A buen seguro que no es suficiente, claro, con acometer reducciones en los niveles de producción y de consumo. Es preciso reorganizar nuestras sociedades sobre la base de otros valores que reclamen el triunfo de la vida social, del altruismo y de la redistribución de los recursos frente a la propiedad y al consumo ilimitado. Hay que reivindicar, en paralelo, el ocio frente al trabajo obsesivo, como hay que postular el reparto del trabajo, una vieja práctica sindical que, por desgracia, fue cayendo en el olvido. Otras exigencias ineludibles nos hablan de la necesidad de reducir las dimensiones de las infraestructuras productivas, administrativas y de transporte, y de primar lo local frente a lo global en un escenario marcado, en suma, por la sobriedad y la simplicidad voluntaria.

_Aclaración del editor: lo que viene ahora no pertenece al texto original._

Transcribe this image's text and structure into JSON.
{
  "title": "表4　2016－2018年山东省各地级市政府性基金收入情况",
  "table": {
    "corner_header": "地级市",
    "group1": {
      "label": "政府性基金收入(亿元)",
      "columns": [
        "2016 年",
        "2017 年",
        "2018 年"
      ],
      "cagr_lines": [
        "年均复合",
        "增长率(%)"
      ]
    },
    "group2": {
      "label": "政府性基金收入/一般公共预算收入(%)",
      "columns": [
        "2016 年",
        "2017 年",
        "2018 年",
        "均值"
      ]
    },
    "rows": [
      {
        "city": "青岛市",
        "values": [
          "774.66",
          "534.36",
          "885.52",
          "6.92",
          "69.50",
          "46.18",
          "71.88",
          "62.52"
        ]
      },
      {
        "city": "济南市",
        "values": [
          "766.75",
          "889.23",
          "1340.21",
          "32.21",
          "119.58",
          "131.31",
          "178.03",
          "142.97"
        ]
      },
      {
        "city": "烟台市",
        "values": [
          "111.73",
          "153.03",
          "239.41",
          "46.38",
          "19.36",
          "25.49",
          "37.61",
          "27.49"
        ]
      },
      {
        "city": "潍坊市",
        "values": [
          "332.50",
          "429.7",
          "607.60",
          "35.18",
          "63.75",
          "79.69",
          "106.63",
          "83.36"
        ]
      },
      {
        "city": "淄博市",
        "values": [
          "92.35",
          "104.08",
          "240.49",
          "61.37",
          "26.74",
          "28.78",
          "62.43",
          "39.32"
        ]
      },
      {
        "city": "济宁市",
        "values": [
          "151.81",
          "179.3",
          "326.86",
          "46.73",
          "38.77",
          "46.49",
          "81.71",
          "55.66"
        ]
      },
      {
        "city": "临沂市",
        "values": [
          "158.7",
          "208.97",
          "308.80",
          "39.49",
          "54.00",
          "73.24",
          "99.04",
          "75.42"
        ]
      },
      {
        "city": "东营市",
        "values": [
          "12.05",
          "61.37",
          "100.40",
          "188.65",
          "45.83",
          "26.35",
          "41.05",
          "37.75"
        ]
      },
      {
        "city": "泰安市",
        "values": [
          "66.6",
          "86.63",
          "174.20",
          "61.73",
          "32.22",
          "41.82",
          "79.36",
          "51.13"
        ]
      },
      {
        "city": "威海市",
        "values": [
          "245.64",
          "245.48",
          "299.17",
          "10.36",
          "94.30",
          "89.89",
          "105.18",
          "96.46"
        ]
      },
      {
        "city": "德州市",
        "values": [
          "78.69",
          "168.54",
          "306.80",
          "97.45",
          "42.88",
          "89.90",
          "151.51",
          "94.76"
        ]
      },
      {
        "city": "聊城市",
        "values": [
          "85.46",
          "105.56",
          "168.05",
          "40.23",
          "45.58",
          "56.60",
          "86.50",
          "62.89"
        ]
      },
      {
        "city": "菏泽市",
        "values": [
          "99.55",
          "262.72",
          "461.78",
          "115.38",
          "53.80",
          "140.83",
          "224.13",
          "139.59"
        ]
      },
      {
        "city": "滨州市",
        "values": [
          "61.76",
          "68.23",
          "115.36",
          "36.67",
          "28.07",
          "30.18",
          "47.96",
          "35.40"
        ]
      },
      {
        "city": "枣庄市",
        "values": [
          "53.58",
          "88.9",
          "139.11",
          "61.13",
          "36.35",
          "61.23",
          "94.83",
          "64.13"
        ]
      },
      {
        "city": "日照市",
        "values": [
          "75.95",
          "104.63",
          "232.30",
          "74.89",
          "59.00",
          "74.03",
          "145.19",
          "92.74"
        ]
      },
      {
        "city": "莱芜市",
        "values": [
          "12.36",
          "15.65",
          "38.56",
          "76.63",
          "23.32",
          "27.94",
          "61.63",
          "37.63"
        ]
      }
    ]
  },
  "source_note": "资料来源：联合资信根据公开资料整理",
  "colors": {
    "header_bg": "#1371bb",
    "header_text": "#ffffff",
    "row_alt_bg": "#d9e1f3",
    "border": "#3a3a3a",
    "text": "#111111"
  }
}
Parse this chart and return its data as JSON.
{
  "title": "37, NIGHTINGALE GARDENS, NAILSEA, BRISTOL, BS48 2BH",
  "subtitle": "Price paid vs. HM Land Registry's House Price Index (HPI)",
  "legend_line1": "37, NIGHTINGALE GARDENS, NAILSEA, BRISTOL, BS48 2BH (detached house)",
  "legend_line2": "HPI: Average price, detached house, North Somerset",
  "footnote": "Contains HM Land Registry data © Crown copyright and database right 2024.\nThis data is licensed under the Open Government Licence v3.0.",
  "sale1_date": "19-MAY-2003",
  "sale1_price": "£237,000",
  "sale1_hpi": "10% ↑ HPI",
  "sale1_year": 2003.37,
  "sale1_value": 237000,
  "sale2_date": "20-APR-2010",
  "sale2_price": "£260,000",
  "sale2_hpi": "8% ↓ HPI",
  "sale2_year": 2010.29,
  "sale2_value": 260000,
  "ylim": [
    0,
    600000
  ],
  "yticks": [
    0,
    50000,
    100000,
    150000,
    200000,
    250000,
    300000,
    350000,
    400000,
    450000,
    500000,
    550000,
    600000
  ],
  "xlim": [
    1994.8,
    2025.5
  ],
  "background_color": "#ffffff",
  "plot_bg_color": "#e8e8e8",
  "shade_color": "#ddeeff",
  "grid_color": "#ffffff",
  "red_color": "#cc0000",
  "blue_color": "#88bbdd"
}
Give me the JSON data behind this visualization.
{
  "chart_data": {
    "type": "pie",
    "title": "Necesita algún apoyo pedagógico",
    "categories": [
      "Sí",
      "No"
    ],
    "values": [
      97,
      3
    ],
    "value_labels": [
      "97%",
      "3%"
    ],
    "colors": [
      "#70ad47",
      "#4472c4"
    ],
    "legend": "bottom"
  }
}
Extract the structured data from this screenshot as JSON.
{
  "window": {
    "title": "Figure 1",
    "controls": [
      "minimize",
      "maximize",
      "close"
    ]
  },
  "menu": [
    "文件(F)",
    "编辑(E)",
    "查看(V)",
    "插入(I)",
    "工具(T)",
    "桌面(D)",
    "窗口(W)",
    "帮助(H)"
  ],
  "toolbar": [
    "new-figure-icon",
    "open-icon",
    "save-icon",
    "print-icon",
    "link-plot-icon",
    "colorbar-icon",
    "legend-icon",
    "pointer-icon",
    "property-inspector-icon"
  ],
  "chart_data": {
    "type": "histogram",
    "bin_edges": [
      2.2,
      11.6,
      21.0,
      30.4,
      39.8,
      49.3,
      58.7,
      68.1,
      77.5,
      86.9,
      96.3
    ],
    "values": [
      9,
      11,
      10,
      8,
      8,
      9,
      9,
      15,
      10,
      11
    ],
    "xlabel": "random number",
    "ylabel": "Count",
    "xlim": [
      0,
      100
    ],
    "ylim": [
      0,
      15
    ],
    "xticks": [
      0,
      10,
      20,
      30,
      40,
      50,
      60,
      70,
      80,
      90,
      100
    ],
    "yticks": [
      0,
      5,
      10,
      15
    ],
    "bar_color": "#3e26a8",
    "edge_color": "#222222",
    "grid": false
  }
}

Hablando en plata, lo primero que las sociedades opulentas deben tomar en consideración es la conveniencia de cerrar —o al menos de reducir sensiblemente la actividad correspondiente— muchos de los complejos fabriles hoy existentes. Estamos pensando, cómo no, en la industria militar, en la automovilística, en la de la aviación y en buena parte de la de la construcción. Los millones de trabajadores que, de resultas, perderían sus empleos deberían encontrar acomodo a través de dos grandes cauces. Si el primero lo aportaría el desarrollo ingente de actividades en los ámbitos relacionados con la satisfacción de las necesidades sociales y medioambientales, el segundo llegaría de la mano del reparto del trabajo en los sectores económicos tradicionales que sobrevivirían. Importa subrayar que en este caso la reducción de la jornada laboral bien podría llevar aparejada, por qué no, reducciones salariales, siempre y cuando éstas, claro, no lo fueran en provecho de los beneficios empresariales. Al fin y al cabo, la ganancia de nivel de vida que se derivaría de trabajar menos, y de disfrutar de mejores servicios sociales y de un entorno más limpio y menos agresivo, se sumaría a la derivada de la asunción plena de la conveniencia de consumir, también, menos, con la consiguiente reducción de necesidades en lo que a ingresos se refiere. No es preciso agregar, parece, que las reducciones salariales que nos ocupan no afectarían, naturalmente, a quienes menos tienen.
El decrecimiento no implicaría, para la mayoría de los habitantes, un deterioro de sus condiciones de vida. Antes bien, debe acarrear mejoras sustanciales como las vinculadas con la redistribución de los recursos, la creación de nuevos sectores, la preservación del medio ambiente, el bienestar de las generaciones futuras, la salud de los ciudadanos, las condiciones del trabajo asalariado o el crecimiento relacional en sociedades en las que el tiempo de trabajo se reducirá sensiblemente. Al margen de lo anterior, conviene subrayar que en el mundo rico se hacen valer elementos —así, la presencia de infraestructuras en muchos ámbitos, la satisfacción de necesidades elementales o el propio decrecimiento de la población— que facilitarían el tránsito a una sociedad distinta. Y es que hay que partir de la certeza de que, si no decrecemos voluntaria y racionalmente, tendremos que hacerlo obligados de resultas del hundimiento, antes o después, de la sinrazón económica y social que padecemos.